When coverage of an unfolding drama ceases to be fair and turns into a propaganda weapon, inconvenient facts get suppressed. So it is with the results of a recent YouGov Siraj poll on Syria commissioned by The Doha Debates, funded by the Qatar Foundation. Qatar's royal family has taken one of the most hawkish lines against Assad – the emir has just called for Arab troops to intervene – so it was good that The Doha Debates published the poll on its website. The pity is that it was ignored by almost all media outlets in every western country whose government has called for Assad to go.I first became aware of managed news and propaganda in the US when I was in military service in the late 1950s . I became acquainted with a soldier who was born and mostly raised in Cuba, after which his family emigrated to the US. From him I learned about all the US based organized crime that had essentially governed Cuba for many years. Following my discharge from the service in 1959, I decided to follow up by accessing news about Cuba. This, of course, was during the time immediately after the Cuba revolution. I was astonished by the blatant anti-Cuba propaganda that I was seeing everywhere in mainstream news coverage. I lived near a large university and thus was able to access a lot of news and information contained in more obscure publications. I was thoroughly astonished at the contrast in coverage.

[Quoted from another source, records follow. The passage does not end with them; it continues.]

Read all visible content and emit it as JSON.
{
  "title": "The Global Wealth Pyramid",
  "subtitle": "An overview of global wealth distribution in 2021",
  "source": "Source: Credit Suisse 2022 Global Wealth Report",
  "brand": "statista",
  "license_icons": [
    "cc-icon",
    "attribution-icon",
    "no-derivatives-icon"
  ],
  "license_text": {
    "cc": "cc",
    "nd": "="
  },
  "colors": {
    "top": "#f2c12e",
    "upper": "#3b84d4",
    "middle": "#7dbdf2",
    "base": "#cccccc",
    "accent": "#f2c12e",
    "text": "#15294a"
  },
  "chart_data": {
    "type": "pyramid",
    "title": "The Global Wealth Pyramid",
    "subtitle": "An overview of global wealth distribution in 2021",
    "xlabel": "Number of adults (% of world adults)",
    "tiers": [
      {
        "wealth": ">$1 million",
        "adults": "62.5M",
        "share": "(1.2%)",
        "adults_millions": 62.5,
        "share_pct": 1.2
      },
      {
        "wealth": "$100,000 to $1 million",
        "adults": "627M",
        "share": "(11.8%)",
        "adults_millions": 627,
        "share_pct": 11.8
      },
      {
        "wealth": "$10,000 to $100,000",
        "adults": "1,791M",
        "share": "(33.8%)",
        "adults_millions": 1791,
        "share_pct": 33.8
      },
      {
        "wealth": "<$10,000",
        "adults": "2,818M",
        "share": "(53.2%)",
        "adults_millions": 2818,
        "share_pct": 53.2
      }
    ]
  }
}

That experience continued over the years through the Civil Rights Movement, the anti-Vietnam War movement, throughout the cold war, and the various political events in Latin America where US operatives were manipulating events from behind the scenes. Also, after becoming an adult I reviewed the Korean War, and discovered so many truths that had been hidden from me as a teenager. (Read at least volume 1 of The Origins of the Korean War by Bruce Cumings.) This experience is currently repeating itself in the coverage of events in Syria.
I am a bit fascinated as to how the operatives of the ruling class are able to control the coverage so well. Yes, I know that control and ownership of most media is concentrated in large corporations, but still it is very much as if there were an Orwellian Ministry of Information somewhere than was controlling the coverage. The fact that they have been able to accomplish the same control while maintaining, in the minds of many citizens of the US, the image of a free and independent media is mind-boggling.